Most of us regulars are pretty serious dude.
I'm trying to delineate a grower to makes it all work optimally, and knows WHY it works or doesn't, and a farmer who gets great results, who maybe just copied someone else's recipe, and learns from multiple trial and error runs (and perhaps always on the verge of total failure). Hobby vs Pro...not based on op size, but knowledge. imho, the allure of TGA super soil is having the success, without earning the knowledge - just add water.
2) What sort of things is this greenhouse owner such an expert in? That any of us regulars "struggle" with? Can you give us an example? There are many, many threads here from warehouse operators, large growers, dispensary owners, that are seriously simplistic in the questions posed - basic growing questions stuff about PPM's and airflow and pH. Only some of these guys have already bought in huge.
farmers growing in RDWC, then wonder why they get pythium...and lose a crop. He uses Previcur, and gets on with growing.
Pros wouldn't mess around with varieties which are succeptible to disease or pests, or are difficult or finicky to grow.
There are a lot of instruments that pro growers use to determine optimum conditions. Their Priva climate computer software is $100,000. pretty serious stuff. They steer the plants daily, and very accurately. Tomatos are not a cash crop, and they have to do everything right.
Pro growers don't argue whether defoliation is good or bad, ad nauseum. They leave 18 leafs on the plant at any one time...and they all do it that way.
They know how to steer the plant vegetatively or generatively, and when/how to balance growth. They know how to prevent weak growth, and encourage strong growth, despite varying weather conditions. Controlled environments should make it a no brainer.
They pay about $0.50 / m^3 / EC for fertilizer solution. Imagine using the whole line up of
advanced nutrients for 200,000 plants!! Also, no organics, humics, PGR, or even silica (for this grower). Higher EC raises brix, and lowers yield. The EC in the rockwool slabs is kept at 3.5 mS. The fertigation strategy prevents salt buildup...no 2 week flush bs.
He recycles 100% of his drain, and samples the solution weekly, adding in only what the plants use. Our good-enough solution is DTW. It's wasteful, polluting, and costly, but without weekly sampling, it's as close as a hobby grower can get to pro results. We can do ONE run with sampling, and as long as you grow the same variety, nothing will change.

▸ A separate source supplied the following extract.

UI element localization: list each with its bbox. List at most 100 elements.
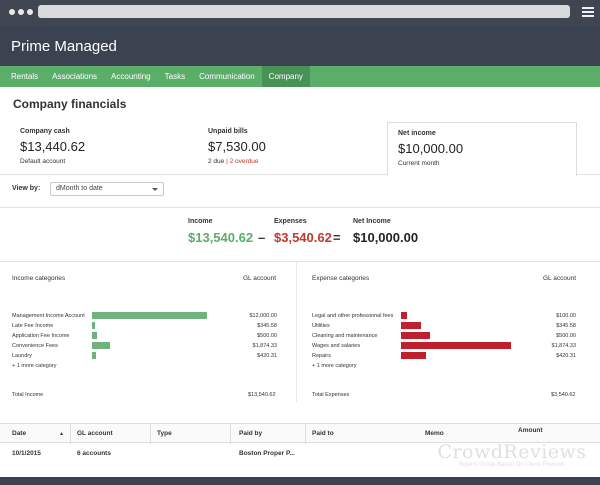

As they say, fools rush in. Baseline industry talent has improved considerably over the last 18 months or so, but there are plenty of morons out there that think they can grow money all day long with absolutely zero prior experience. I mean - it's a plant - how hard could it be?
IMHO, dispensary employees and owners/operators are seriously all over the board in their skills, comprehension, and passion for the product.
I mean - I often find that those with the money to fund warehouse grows - older folks with savings made from more traditional jobs and income sources - don't have the slightest ability to operate the equipment or even begin to care about what good cannabis is. Profiteers, in my experience, through and through.
I totally agree with everything you say. The high profit makes cash croppers lazy. Waste costs money. Knowledge costs money. Incompetence costs the most.